Trichet struck a tough stance on inflation on Thursday increasing the chances that the ECB would raise interest rates in spite of the eurozone debt crisis. Trichet said there was a risk rising commodity prices could temporarily push eurozone consumer price inflation further above the ECB’s 2% target and the central bank was prepared to take action if rising price pressures became more permanent.

The euro had already received a lift from reports Germany was backing plans to give new powers and lending capacity to the €440 billion eurozone rescue plan. Markets were encouraged from signs that policymakers were considering measures to widen the scope and strengthen the operations of the eurozone bailout fund.

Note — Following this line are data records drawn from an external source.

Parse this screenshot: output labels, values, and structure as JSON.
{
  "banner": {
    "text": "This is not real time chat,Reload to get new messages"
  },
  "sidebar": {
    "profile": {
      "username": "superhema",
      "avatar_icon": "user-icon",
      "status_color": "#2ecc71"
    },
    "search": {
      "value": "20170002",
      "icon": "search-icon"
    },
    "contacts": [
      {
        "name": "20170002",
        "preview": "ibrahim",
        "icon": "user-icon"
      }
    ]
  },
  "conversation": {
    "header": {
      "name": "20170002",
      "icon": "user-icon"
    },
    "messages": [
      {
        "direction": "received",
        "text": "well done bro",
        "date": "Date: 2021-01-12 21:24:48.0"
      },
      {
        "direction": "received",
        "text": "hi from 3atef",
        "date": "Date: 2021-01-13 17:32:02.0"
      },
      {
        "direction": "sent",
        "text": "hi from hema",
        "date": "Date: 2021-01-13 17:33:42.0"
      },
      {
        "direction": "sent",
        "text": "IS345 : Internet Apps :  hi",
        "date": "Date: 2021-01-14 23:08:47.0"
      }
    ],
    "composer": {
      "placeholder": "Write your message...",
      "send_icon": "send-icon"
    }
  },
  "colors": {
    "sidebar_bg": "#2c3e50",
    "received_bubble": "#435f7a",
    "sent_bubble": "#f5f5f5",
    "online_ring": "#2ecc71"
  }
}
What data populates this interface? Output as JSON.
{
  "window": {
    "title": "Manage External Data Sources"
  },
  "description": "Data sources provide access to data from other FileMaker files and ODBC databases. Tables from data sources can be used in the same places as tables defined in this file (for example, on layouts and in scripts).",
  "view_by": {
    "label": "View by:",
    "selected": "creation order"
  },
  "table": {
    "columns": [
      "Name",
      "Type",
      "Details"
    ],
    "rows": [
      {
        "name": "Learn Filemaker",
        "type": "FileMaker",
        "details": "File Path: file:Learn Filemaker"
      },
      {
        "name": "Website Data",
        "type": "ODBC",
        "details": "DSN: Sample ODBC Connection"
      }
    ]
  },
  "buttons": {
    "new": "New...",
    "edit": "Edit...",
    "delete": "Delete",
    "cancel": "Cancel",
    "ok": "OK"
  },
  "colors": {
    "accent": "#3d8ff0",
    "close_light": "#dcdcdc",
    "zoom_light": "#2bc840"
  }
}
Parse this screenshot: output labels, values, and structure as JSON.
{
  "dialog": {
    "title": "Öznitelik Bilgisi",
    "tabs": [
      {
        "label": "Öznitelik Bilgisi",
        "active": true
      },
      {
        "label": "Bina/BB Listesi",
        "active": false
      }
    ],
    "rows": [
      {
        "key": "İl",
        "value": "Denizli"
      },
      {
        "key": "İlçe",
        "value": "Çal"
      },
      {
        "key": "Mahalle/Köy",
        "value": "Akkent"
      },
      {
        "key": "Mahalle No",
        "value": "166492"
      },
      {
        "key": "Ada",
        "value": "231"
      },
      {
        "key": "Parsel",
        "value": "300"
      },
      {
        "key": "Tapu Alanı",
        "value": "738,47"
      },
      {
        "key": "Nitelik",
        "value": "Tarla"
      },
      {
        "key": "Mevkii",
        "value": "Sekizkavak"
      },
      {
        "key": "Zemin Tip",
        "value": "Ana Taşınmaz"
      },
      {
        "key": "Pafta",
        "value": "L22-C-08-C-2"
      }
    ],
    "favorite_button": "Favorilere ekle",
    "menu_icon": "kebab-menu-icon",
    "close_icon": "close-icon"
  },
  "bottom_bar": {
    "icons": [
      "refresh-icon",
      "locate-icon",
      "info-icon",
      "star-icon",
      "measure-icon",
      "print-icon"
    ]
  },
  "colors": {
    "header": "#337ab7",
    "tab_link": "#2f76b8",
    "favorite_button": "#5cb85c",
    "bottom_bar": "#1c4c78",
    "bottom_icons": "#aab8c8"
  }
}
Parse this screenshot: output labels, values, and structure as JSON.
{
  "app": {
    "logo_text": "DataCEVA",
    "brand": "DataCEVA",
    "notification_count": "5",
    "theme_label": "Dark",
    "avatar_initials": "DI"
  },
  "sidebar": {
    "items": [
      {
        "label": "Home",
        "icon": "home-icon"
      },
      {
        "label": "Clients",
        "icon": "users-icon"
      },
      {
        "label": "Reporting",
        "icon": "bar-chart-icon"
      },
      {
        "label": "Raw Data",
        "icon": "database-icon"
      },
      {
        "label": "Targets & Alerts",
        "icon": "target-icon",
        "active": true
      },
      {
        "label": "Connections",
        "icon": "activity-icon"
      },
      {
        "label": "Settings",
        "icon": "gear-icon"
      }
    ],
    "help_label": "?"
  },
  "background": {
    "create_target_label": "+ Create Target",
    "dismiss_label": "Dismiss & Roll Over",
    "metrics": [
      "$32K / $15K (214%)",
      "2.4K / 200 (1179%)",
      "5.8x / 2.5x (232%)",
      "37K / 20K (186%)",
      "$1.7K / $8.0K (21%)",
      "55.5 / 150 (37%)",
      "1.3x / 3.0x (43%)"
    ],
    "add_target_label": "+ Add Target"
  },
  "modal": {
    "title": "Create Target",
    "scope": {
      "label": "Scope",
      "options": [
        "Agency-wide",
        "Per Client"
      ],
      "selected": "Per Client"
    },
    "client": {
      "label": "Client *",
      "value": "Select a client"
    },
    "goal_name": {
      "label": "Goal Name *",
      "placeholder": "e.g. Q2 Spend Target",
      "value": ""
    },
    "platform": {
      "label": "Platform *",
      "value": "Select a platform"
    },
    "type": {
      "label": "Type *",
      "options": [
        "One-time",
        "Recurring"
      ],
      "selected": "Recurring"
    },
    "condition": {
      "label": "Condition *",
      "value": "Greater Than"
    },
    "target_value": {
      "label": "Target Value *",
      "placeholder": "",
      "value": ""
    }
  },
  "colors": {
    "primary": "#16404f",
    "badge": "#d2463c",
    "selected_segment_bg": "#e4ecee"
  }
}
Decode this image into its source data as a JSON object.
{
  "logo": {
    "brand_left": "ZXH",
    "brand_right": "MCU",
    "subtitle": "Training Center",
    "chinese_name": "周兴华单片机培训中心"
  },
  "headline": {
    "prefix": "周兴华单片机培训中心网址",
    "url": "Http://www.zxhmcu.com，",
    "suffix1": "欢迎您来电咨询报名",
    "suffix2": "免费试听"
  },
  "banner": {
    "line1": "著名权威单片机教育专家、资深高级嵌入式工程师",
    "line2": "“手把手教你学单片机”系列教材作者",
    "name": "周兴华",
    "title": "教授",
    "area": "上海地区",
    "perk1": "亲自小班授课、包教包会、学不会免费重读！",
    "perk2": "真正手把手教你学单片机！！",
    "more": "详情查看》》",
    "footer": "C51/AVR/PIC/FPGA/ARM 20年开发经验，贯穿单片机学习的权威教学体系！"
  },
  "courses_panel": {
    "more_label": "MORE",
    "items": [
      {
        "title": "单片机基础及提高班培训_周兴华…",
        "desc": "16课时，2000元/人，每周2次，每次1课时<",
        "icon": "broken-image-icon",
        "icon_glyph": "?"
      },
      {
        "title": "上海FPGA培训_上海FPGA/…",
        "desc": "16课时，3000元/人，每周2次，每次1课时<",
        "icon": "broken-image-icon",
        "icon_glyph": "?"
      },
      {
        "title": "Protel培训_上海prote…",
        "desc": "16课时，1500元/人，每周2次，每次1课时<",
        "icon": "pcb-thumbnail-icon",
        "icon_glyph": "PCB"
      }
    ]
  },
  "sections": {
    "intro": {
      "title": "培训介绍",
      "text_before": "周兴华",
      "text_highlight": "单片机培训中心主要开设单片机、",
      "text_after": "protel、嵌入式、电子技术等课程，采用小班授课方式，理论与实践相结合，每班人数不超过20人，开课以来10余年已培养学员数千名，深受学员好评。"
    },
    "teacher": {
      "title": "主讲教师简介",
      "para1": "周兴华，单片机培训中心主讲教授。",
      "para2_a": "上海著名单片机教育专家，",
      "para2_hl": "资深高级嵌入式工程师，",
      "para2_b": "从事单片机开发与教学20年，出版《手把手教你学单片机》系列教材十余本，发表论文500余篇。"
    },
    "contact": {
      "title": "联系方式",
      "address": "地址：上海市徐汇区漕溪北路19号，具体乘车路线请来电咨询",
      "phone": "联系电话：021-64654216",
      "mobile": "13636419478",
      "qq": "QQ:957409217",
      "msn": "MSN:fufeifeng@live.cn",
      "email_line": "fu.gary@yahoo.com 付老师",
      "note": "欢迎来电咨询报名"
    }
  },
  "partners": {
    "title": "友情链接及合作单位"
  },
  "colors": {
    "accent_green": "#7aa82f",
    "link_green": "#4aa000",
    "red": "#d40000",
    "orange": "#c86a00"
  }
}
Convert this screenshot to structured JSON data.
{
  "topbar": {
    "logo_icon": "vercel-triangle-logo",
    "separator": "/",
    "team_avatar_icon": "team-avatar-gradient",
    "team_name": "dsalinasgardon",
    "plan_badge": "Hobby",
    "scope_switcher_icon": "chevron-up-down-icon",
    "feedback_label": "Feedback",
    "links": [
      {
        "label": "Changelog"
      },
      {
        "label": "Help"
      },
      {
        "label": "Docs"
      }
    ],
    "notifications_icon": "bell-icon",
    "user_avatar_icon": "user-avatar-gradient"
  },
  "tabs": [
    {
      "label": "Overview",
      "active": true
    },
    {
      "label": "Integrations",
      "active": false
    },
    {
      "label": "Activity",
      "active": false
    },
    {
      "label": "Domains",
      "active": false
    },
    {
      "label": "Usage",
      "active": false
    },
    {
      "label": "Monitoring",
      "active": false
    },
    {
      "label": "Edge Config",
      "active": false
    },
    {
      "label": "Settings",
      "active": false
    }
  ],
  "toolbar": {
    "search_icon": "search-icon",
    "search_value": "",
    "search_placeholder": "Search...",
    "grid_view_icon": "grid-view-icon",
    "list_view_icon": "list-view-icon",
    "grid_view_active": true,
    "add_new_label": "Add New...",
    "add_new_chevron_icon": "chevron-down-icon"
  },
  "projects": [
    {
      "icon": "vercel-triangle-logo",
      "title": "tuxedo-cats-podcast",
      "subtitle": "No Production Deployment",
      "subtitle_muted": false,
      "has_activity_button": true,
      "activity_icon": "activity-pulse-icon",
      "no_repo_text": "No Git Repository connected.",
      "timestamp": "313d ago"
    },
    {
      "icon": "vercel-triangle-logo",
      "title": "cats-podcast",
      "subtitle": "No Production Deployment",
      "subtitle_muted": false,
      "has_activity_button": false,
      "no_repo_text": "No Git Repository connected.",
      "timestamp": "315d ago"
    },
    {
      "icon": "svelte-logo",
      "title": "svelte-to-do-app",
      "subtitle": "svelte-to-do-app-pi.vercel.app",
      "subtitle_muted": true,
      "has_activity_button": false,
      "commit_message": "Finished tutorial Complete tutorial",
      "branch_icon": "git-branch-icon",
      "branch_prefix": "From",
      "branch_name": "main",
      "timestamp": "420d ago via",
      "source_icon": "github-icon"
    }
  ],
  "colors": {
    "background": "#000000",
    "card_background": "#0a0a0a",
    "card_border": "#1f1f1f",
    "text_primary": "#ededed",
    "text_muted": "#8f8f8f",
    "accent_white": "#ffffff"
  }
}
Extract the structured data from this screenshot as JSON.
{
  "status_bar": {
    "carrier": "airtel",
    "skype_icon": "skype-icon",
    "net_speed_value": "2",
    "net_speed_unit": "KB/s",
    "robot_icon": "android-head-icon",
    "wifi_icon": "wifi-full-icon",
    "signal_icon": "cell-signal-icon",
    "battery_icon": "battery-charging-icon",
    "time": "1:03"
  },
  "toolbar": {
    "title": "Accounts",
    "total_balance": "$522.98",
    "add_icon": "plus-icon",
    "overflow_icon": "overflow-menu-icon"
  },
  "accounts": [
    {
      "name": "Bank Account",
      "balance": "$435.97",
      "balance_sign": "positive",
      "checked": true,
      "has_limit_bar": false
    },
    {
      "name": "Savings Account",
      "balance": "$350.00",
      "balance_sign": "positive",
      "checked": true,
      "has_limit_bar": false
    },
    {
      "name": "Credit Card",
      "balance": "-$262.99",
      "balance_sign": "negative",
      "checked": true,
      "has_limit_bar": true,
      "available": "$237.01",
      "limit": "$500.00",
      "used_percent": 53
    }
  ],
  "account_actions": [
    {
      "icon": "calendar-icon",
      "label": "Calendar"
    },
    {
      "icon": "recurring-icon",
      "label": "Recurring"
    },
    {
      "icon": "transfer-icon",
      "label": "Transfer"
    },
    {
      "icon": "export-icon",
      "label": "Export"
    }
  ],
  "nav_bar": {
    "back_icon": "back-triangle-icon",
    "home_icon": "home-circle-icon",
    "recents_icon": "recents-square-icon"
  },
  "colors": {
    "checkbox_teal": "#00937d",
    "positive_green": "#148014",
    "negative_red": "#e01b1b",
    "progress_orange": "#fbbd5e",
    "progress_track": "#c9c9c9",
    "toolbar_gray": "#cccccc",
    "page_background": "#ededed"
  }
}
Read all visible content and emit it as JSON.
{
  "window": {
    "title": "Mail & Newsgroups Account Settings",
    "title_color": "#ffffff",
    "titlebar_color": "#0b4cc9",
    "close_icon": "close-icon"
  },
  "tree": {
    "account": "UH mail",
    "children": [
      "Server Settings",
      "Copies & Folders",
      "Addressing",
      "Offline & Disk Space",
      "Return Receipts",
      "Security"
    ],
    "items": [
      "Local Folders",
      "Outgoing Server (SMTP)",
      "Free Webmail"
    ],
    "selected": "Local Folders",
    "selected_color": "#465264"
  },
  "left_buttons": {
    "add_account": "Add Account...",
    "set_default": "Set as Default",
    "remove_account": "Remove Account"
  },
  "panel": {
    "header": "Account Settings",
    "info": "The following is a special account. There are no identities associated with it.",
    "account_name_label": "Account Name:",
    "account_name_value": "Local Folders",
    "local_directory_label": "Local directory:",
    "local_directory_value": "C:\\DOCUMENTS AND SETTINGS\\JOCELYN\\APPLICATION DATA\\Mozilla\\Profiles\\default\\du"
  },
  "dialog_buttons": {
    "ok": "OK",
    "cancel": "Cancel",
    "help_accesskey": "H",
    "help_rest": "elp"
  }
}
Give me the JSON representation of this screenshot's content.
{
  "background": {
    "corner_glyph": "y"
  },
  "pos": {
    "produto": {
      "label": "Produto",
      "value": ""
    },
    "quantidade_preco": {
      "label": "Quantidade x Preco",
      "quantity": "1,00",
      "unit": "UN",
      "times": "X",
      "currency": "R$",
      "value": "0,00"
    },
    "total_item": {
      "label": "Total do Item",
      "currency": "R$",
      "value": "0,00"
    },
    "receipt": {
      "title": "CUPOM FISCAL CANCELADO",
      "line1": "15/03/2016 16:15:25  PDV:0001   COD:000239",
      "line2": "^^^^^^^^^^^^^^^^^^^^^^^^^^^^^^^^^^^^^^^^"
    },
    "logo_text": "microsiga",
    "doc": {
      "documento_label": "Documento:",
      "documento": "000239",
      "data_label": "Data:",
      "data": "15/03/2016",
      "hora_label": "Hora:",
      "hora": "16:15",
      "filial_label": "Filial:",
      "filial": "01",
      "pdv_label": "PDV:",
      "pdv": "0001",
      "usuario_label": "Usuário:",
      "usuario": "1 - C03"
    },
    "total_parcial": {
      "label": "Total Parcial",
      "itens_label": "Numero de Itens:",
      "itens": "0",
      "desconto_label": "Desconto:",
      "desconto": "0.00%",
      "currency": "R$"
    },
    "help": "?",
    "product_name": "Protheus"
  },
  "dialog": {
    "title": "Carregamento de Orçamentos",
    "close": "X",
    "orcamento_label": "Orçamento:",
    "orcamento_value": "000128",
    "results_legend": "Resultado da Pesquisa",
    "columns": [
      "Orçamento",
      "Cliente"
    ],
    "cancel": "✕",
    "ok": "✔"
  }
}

Also lending the single currency support were successful government bond auctions from Italy and Spain, which came a day after a well-received Portuguese sale on Wednesday. Government bond auctions in Spain and Italy were successfully subscribed, heightening the improvement in sentiment fostered by the well-received sale of Portuguese debt. Peripheral sovereign bond yields fell and their spreads over the benchmark German Bunds narrowed. The cost of insuring against possible sovereign defaults, as measured by credit default swap spreads, also fell.

This helped ease some concerns about the fiscal problems of countries on the periphery of the eurozone and followed highly public shows of support from China and Japan, the world’s largest holders of foreign exchange reserves, for the bonds of distressed countries in the region.

The euro, which on Monday hit a four-month low jumped 3.6% to a four-week peak during the week. The euro also hit one-month highs against the yen and the Swiss franc, climbing 3.5% and 3.4% respectively over the week, and 1.6% higher against the pound.

The pound found support elsewhere however, climbing 2% against the US dollar during the week as rising UK inflation raised speculation that the Bank of England would move to tighten monetary policy sooner than expected. Meanwhile, the greenback fell 0.1% against the yen during the week, eased 0.3% to against the Swiss franc, but rose 0.7% against the Australian dollar.

In the local inter-bank market, rupee finished the week flat after gaining in the first half of the week. The Indian unit gained on the back of a pick-up in portfolio inflows and weaker US dollar. However, the rupee lost most of its gains as stock market slide continued and global crude oil prices rose. Over the week, the BSE Sensex fell by over 4% during the week, while international crude oil prices climbed back above $90 per barrel. Over the week, the rupee-dollar pair traded in the range of 45.03-45.53 and the rupee closed the week unchanged against the greenback compared to the previous week.

This week is a relatively easy week in terms of US economic data-related event risks, which leaves volatility expectations considerably lower through the short-term. Little foreseeable event risk leaves the greenback at the whims of broader market flows and developments in ongoing eurozone fiscal crises. Possible exceptions include mid-week US housing starts and existing home sales reports, but it would take a substantial surprise in either direction to force significant moves in the US dollar.

One potential market-mover may come from the Chinese Q4 2010 GDP growth estimates on Wednesday night/Thursday morning. The Chinese economy has defied a broader global economic slowdown and continued to grow at impressive double-digit rates, but market participants will need to see similarly robust expansion into the final quarter of 2010. Any significant disappointments in the Chinese growth data could especially affect the Australian and

New Zealand dollars — forcing them lower against the greenback.
The month of January is often critical in determining currency market trends for the rest of the year. The determining factor may come down to whether the equity markets and broader risk sentiment can continue to improve. Investor risk sentiment may see a substantial correction following robust gains. It will be critical to watch the trajectory of ‘risk’ sentiment and its effects on the US dollar through the second half fortnight of January.

In the local market, participants would keep a close watch on the stock market movements. Equity market has been falling in the new year. Third quarter corporate earnings results would determine whether market sentiment improves. Growing downside risks in the form of rising inflation and high interest rates have dampened the investor sentiment and clouded the expectations of corporate profitability in the coming fiscal year. In that context, corporate results will be in focus and any weakness in the results could prolong the stock market slide. Any downside pressures on the stock market would keep the rupee under pressure.

Rising global crude oil prices also pose another risk to the rupee’s strength. Developments in the eurozone sovereign debt issue would also be closely monitored and any signs of debt troubles growing would negatively affect investor risk appetite and riskier assets like equities. Over the week, the rupee-dollar pair would continue to trade in the range of 45.25-45.75 with a weakening bias for the rupee.